Mary Who?

Books discussing the relationship of Mary Magdalene to the apostles and to Jesus Christ abound. Seldom covered, however, is how the authors established that the ancient literature from which they quote actually refers to Mary Magdalene as opposed to any other Mary.

Karen King is one of the leading academics in the study of Magdalene. As she points out in a footnote in her book The Gospel of Mary of Magdala: Jesus and the First Woman Apostle (2003), Mary’s identity is based on an assumption. Carl Schmidt, one of the earliest editors of the Pistis Sophia (Faith Wisdom), a fourth-century Gnostic text discovered in Egypt in the late 18th century, concluded that any unqualified references to “Mary” were to Magdalene rather than the mother of Jesus or another Mary. His assumption has automatically been transferred to other unqualified references to a Mary, both in the Gospel of Mary and in the Gnostic literature found later at Nag Hammadi. It is on this basis that current writers construct their claims regarding Mary Magdalene’s relationship to Jesus.

The problem is that, among all of these extrabiblical texts, only the Gospel of Philip identifies a Mary as the Magdalene. Outside that one text, it is impossible to make a definitive connection.

In the English New Testament, the name “Mary” is applied to several individuals. Yet the name derives from two alternative spellings of a Greek name: Maria and Mariam. These variations are used interchangeably for any of the Marys mentioned: the mother of Jesus is called Mariam 14 times and Maria 5 times, while Mary Magdalene is called Maria 10 times and Mariam 4 times. We can know which Mary is being referred to by the addition of terms such as “mother of Jesus” or “Magdalene,” or by the context.

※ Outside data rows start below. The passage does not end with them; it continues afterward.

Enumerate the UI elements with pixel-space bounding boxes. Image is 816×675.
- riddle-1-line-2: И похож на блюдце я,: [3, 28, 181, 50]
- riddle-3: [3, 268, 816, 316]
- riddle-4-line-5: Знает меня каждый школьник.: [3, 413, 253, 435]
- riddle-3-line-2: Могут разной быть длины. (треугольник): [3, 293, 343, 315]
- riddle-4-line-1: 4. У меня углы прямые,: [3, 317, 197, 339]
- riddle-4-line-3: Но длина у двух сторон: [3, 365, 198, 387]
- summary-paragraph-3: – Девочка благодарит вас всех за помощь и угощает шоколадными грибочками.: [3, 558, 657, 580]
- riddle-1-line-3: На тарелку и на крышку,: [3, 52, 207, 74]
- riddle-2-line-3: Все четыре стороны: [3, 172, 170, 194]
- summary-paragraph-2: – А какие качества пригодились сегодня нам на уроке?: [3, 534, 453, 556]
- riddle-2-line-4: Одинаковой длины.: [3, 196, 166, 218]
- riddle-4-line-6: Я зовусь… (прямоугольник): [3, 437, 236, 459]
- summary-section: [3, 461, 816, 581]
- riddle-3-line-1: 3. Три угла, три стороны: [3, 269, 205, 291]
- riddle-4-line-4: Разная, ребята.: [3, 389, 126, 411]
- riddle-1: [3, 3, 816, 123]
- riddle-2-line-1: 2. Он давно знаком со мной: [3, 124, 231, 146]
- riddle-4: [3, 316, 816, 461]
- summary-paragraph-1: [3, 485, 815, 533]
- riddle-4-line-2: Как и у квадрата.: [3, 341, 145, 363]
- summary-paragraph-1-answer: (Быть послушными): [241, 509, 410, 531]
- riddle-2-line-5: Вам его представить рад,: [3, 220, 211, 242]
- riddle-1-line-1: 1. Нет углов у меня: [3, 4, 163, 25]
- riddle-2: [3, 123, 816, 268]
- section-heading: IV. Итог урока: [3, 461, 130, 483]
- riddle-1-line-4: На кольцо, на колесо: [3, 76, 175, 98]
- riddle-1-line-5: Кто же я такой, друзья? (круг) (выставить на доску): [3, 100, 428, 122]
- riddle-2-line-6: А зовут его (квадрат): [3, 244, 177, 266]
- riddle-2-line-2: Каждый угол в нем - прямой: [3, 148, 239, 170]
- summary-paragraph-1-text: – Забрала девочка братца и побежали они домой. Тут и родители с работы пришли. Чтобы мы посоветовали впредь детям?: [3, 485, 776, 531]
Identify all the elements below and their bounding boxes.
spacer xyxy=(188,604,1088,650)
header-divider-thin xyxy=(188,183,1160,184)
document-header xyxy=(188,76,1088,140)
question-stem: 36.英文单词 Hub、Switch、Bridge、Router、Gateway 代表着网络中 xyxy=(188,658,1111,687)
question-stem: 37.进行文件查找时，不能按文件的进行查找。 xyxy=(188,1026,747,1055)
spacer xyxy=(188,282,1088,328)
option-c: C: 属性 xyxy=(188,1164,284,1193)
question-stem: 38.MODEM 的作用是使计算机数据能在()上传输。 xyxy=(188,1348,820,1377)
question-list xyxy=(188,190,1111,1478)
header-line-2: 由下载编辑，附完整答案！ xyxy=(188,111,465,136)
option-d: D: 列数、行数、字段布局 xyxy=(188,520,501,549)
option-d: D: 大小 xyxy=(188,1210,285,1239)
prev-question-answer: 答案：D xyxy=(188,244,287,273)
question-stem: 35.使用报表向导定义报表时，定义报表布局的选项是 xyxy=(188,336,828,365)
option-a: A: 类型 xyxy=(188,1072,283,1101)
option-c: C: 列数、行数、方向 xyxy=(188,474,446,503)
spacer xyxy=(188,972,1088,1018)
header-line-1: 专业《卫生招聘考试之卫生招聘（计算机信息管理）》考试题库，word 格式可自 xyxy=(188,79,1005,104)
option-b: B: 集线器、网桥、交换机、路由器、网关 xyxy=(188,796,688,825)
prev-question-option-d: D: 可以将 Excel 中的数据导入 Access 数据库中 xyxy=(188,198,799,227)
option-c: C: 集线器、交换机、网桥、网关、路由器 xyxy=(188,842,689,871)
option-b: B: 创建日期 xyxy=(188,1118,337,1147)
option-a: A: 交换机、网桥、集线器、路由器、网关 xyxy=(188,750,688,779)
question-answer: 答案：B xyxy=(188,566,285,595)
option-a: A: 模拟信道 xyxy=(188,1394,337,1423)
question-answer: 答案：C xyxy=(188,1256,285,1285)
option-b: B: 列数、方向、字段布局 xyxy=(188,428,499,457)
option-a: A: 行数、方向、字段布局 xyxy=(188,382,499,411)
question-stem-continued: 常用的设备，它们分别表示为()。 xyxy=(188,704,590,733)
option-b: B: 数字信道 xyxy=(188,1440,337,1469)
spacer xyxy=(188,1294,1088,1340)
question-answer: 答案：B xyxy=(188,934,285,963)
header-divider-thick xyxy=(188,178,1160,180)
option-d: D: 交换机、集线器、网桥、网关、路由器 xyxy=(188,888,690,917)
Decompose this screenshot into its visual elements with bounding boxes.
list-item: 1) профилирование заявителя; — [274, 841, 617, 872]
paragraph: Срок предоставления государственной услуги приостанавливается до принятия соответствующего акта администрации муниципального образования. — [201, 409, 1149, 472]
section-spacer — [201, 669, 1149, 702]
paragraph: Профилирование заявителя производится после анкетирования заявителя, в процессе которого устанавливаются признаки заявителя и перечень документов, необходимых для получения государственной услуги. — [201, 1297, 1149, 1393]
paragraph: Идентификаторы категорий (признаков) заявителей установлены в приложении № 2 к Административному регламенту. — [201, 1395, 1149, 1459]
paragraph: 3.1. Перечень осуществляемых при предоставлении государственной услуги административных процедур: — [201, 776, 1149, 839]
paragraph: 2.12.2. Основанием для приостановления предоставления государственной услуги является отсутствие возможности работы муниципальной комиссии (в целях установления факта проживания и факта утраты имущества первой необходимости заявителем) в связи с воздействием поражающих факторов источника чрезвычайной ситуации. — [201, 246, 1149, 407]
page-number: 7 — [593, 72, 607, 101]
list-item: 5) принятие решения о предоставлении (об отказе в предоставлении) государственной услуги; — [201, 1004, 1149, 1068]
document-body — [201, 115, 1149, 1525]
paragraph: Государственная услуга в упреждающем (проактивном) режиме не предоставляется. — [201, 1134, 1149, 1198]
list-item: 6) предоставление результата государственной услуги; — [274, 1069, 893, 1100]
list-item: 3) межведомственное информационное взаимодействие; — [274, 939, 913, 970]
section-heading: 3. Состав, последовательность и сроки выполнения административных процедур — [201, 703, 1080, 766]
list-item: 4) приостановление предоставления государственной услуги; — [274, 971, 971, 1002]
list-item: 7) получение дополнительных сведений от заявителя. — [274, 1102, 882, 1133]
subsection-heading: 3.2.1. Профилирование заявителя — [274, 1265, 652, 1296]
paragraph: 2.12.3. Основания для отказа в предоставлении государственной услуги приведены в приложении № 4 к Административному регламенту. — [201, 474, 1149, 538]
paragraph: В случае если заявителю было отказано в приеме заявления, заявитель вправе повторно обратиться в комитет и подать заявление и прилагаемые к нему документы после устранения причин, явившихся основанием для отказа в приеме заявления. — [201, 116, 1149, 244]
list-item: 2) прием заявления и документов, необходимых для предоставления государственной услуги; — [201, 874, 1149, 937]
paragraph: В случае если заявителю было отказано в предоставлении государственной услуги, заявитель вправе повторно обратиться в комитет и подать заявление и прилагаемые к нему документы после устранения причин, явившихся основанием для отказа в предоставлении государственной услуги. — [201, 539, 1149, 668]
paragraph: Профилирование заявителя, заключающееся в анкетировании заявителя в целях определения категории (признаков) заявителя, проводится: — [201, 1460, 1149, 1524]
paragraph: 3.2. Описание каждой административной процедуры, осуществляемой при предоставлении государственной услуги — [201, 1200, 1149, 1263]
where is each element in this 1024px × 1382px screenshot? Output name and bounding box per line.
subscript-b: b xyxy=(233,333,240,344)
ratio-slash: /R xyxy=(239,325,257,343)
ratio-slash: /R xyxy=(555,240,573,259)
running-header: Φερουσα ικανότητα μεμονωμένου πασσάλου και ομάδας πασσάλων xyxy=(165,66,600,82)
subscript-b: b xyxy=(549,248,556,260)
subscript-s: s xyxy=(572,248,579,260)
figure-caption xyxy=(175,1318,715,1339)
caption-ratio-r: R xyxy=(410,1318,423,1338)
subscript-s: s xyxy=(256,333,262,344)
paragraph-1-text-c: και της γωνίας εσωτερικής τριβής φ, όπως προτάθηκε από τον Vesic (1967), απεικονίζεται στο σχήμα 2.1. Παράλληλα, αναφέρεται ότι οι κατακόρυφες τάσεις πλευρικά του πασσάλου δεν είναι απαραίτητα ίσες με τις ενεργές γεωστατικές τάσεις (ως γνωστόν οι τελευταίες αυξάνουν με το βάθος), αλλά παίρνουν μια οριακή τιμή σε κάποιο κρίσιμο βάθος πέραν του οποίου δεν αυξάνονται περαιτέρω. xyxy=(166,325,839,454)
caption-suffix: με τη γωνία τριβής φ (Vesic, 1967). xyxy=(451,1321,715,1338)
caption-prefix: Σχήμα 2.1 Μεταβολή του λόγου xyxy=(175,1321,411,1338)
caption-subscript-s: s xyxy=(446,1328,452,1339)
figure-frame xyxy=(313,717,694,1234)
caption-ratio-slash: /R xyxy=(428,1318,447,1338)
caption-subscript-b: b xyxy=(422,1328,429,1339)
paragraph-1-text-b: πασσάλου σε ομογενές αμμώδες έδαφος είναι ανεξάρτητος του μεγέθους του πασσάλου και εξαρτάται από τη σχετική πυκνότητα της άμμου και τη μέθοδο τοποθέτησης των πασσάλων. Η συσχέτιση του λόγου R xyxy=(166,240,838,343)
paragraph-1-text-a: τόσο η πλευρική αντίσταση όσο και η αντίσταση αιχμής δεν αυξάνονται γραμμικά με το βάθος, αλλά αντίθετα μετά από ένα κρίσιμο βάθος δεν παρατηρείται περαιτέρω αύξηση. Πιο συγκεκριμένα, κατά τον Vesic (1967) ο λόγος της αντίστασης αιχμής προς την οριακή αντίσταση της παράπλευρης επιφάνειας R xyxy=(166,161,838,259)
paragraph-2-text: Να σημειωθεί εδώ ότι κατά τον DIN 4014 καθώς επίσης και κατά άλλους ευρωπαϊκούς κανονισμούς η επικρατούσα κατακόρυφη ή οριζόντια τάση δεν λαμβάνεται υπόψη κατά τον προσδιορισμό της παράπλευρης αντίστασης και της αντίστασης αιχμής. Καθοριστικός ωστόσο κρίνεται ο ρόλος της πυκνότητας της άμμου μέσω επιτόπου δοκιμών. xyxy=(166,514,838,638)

In the Gnostic literature, the two names occur even more randomly. Add to this the fact that a third spelling is introduced: Mariamme. And almost without exception, no additional identification or context is provided from which to identify the Mary concerned. In particular, the words Magdalene and Magdala appear nowhere in the Gospel of Mary. Some scholars have therefore argued against Schmidt’s idea and have claimed that the Mary in Pistis Sophia is really Mary the mother of Jesus. But there is no consensus on either interpretation.

Today many scholars seem to be settling for another option: no particular Mary is identified, because the name is used as a literary device to portray a composite Mary. If that is the case, then to identify Mary as Mary Magdalene is obviously inappropriate. King herself remarks that the traditional approach of conflating the various Mary figures is “a fact that should incline us to see these Marys as literary portraits, not historical figures.”

With all of this in mind, it is surprising that King nevertheless titles her book The Gospel of Mary of Magdala. It seems quite misleading to do so, unless, of course, there is another agenda.

Given the Gnostic predilection for syncretizing ideas from different religions, perhaps Mary’s identity should not be sought in the pages of the Bible at all but would be better pursued in the pages of Greek mythology. In fact, the Mary Magdalene who has been conveyed to the world by the Gnostics and earlier by the Roman Catholics bears a striking resemblance to Helena, the companion of Simon Magus.